Biraz şarap, biraz lezzet, biraz sohbet ve aydınlık bir gün... Çocuksu hırslardan arındıktan sonra kalan asgari mutluluk tarifi olabilir.


Bir dönem cheesecake yapmaya takmıştım. Instagram'da tarifini de vermiştim sanırım. Doğum günü pastası olarak da çok iyi bir alternatif bence. Lezzetli, hafif, berry'li. :)


O sıralar Türkiye'deki günlük hayatımda rastlamadığım birçok bitki etrafta doğuyor, ben ise onları izleyip keşfetmekle zaman geçiriyordum. Bu kadar farklı bir coğrafyada yaşamanın güzel yanlarından biri de bu; doğa sürprizlerle dolu.




Ve sonunda Temmuz geldi çattı; İzmir'e vardım. Ailem Seferihisar'da yaşadığı için iki ay kadar Ege kıyılarında gezindim.

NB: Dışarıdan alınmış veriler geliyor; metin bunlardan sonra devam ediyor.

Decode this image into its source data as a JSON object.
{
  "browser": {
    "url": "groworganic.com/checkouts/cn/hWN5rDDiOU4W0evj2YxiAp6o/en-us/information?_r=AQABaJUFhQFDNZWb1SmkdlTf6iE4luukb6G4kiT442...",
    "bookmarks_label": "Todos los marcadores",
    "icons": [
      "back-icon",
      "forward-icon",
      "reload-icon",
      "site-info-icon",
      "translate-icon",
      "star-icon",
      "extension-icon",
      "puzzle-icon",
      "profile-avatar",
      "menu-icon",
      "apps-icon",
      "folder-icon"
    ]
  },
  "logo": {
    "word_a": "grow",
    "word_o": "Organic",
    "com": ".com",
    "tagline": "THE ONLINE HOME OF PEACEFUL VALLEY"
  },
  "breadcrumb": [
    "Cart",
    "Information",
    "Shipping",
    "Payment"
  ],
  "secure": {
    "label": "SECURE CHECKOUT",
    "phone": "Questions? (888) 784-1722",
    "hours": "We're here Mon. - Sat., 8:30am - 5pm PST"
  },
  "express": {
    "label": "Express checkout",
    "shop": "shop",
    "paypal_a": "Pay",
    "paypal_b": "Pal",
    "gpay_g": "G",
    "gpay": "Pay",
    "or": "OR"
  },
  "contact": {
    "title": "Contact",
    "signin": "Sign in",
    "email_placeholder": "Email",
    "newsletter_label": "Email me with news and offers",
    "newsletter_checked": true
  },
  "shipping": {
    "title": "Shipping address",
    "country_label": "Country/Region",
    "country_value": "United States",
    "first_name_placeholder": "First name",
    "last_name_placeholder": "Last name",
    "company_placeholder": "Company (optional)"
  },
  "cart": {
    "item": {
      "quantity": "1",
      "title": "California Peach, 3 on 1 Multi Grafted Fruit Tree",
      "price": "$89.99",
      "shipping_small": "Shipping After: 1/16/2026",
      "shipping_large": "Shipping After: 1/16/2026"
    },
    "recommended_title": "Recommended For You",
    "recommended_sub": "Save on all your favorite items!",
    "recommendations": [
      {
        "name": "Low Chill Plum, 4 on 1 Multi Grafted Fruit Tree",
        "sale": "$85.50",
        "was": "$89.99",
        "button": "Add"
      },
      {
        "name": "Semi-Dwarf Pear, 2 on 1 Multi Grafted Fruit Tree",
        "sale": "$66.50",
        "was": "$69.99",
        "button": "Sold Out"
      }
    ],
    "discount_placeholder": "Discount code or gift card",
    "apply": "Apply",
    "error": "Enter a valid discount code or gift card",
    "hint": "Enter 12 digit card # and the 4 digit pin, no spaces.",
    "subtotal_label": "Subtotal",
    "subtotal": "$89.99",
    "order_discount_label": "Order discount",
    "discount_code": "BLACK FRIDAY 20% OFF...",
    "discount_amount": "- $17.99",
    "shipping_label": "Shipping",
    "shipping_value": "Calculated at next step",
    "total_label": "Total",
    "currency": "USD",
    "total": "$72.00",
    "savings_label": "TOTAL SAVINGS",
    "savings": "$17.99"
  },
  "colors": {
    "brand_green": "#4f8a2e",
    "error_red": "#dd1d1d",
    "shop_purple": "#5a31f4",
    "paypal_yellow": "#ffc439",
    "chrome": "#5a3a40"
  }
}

Uzun bir yağış döneminin ardından çokça kendime geldiğim, kendime baktığım, hayatı dinlediğim, savaşları barışa çevirdiğim bir dönem oldu. Bir Seferihisar günlüğü de yazarım diye düşünüyorum.


Seferihisar öyle güzel bir konumda ki her yere çok yakınsınız Ege'de. Urla, Çeşme, Kuşadası, nispeten Ayvalık... Kaçırmadım, her birinden bir deniz rüzgarı estirdim saçlarıma elbet. Alt fotoğraf Hiç Urla'dandı. Yorumlarımı Melerence Instagram hesabında görebilirsiniz.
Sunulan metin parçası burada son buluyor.